O ator Antonio Fagundes, que estréia o monólogo “Restos”, de Neil LaBute, no dia 20 em São Paulo avisou que vai desafiar a lei e acender cigarros em cena. Seu personagem é fumante inveterado que faz reflexões nostálgicas enquanto o corpo da mulher, recém falecida de câncer, é velado. Diz Fagundes:
“Vou peitar isso e fumar. Temos um problema de censura. É um precedente grave se a gente não fala nada. Fiquei surpreso que os fumantes tenham ficado quietos. O brasileiro está muito quieto para tudo. Espero que os fumantes não votem nas pessoas que aprovaram essa lei. É engraçado porque parece que o Serra é ex-fumante. Não tem coisa pior do que ex”.

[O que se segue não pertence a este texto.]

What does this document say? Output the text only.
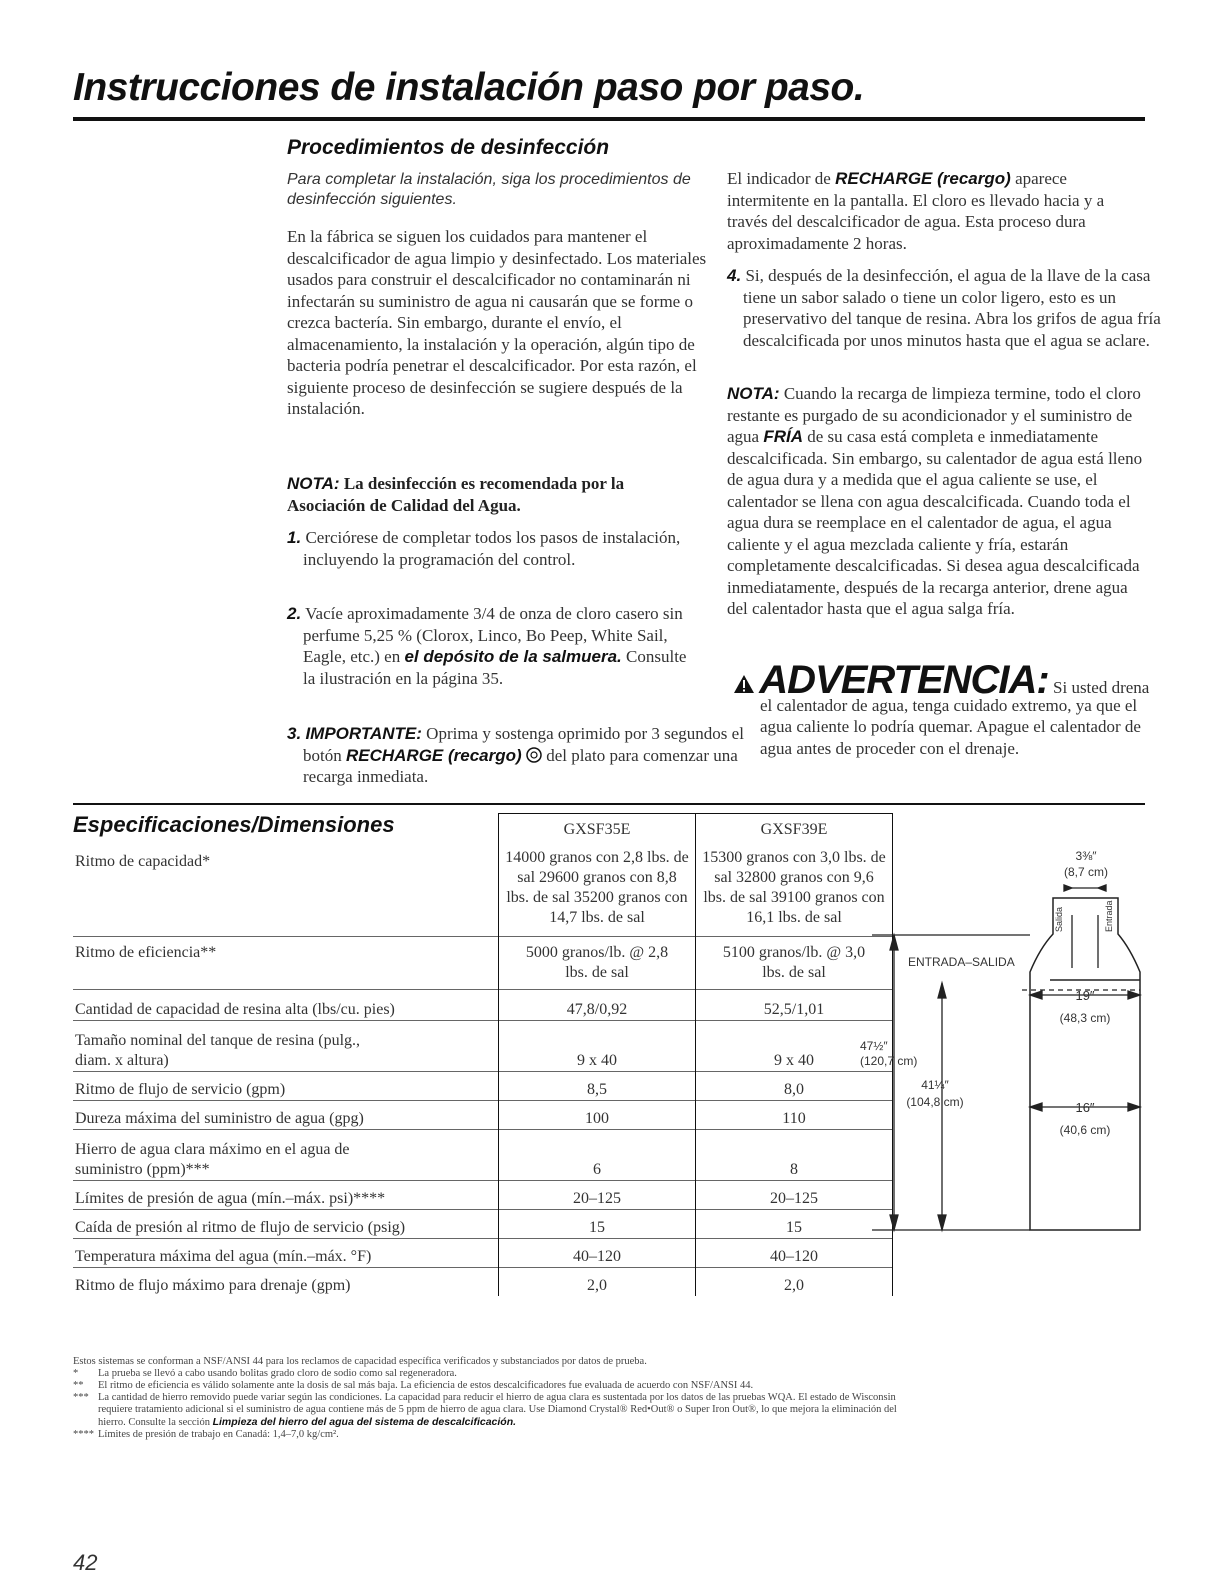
Instrucciones de instalación paso por paso.
Procedimientos de desinfección
Para completar la instalación, siga los procedimientos de desinfección siguientes.
En la fábrica se siguen los cuidados para mantener el descalcificador de agua limpio y desinfectado. Los materiales usados para construir el descalcificador no contaminarán ni infectarán su suministro de agua ni causarán que se forme o crezca bactería. Sin embargo, durante el envío, el almacenamiento, la instalación y la operación, algún tipo de bacteria podría penetrar el descalcificador. Por esta razón, el siguiente proceso de desinfección se sugiere después de la instalación.
NOTA: La desinfección es recomendada por la Asociación de Calidad del Agua.
1. Cerciórese de completar todos los pasos de instalación, incluyendo la programación del control.
2. Vacíe aproximadamente 3/4 de onza de cloro casero sin perfume 5,25 % (Clorox, Linco, Bo Peep, White Sail, Eagle, etc.) en el depósito de la salmuera. Consulte la ilustración en la página 35.
3. IMPORTANTE: Oprima y sostenga oprimido por 3 segundos el botón RECHARGE (recargo) del plato para comenzar una recarga inmediata.
El indicador de RECHARGE (recargo) aparece intermitente en la pantalla. El cloro es llevado hacia y a través del descalcificador de agua. Esta proceso dura aproximadamente 2 horas.
4. Si, después de la desinfección, el agua de la llave de la casa tiene un sabor salado o tiene un color ligero, esto es un preservativo del tanque de resina. Abra los grifos de agua fría descalcificada por unos minutos hasta que el agua se aclare.
NOTA: Cuando la recarga de limpieza termine, todo el cloro restante es purgado de su acondicionador y el suministro de agua FRÍA de su casa está completa e inmediatamente descalcificada. Sin embargo, su calentador de agua está lleno de agua dura y a medida que el agua caliente se use, el calentador se llena con agua descalcificada. Cuando toda el agua dura se reemplace en el calentador de agua, el agua caliente y el agua mezclada caliente y fría, estarán completamente descalcificadas. Si desea agua descalcificada inmediatamente, después de la recarga anterior, drene agua del calentador hasta que el agua salga fría.
ADVERTENCIA: Si usted drena
el calentador de agua, tenga cuidado extremo, ya que el agua caliente lo podría quemar. Apague el calentador de agua antes de proceder con el drenaje.
Especificaciones/Dimensiones
		GXSF35E	GXSF39E
Ritmo de capacidad*	14000 granos con 2,8 lbs. de sal 29600 granos con 8,8 lbs. de sal 35200 granos con 14,7 lbs. de sal	15300 granos con 3,0 lbs. de sal 32800 granos con 9,6 lbs. de sal 39100 granos con 16,1 lbs. de sal
Ritmo de eficiencia**	5000 granos/lb. @ 2,8 lbs. de sal	5100 granos/lb. @ 3,0 lbs. de sal
Cantidad de capacidad de resina alta (lbs/cu. pies)	47,8/0,92	52,5/1,01
Tamaño nominal del tanque de resina (pulg., diam. x altura)	9 x 40	9 x 40
Ritmo de flujo de servicio (gpm)	8,5	8,0
Dureza máxima del suministro de agua (gpg)	100	110
Hierro de agua clara máximo en el agua de suministro (ppm)***	6	8
Límites de presión de agua (mín.–máx. psi)****	20–125	20–125
Caída de presión al ritmo de flujo de servicio (psig)	15	15
Temperatura máxima del agua (mín.–máx. °F)	40–120	40–120
Ritmo de flujo máximo para drenaje (gpm)	2,0	2,0
Estos sistemas se conforman a NSF/ANSI 44 para los reclamos de capacidad específica verificados y substanciados por datos de prueba.
* La prueba se llevó a cabo usando bolitas grado cloro de sodio como sal regeneradora.
** El ritmo de eficiencia es válido solamente ante la dosis de sal más baja. La eficiencia de estos descalcificadores fue evaluada de acuerdo con NSF/ANSI 44.
*** La cantidad de hierro removido puede variar según las condiciones. La capacidad para reducir el hierro de agua clara es sustentada por los datos de las pruebas WQA. El estado de Wisconsin requiere tratamiento adicional si el suministro de agua contiene más de 5 ppm de hierro de agua clara. Use Diamond Crystal® Red•Out® o Super Iron Out®, lo que mejora la eliminación del hierro. Consulte la sección Limpieza del hierro del agua del sistema de descalcificación.
**** Límites de presión de trabajo en Canadá: 1,4–7,0 kg/cm².
42
3⅜″
(8,7 cm)
Salida	Entrada
ENTRADA–SALIDA
19″
(48,3 cm)
47½″
(120,7 cm)
41¼″
(104,8 cm)	16″
(40,6 cm)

Não sei se o Serra é ex-fumante ou não. Eu não sou. Sou um fumante que está sem fumar há dois anos e sete meses. Mas já avisei à minha mulher que quando eu estiver lá pelos 80 anos, chegando na prorrogação, indo para os pênaltis, eu volto, porque fumar, mesmo sendo prejudicial à saúde, é, sim, uma delícia. Para mim. Você pode pensar diferente, ok?
O que não pode é proibir ator de fumar em cena. Isso faz parte da caracterização do personagem. Proibir o ator de fumar em cena é, sem eufemismos, censura. E fumantes e não fumantes não podem se calar diante da censura.
No mais, eu discordo do Fagundes. Não tenho nada contra as minhas ex.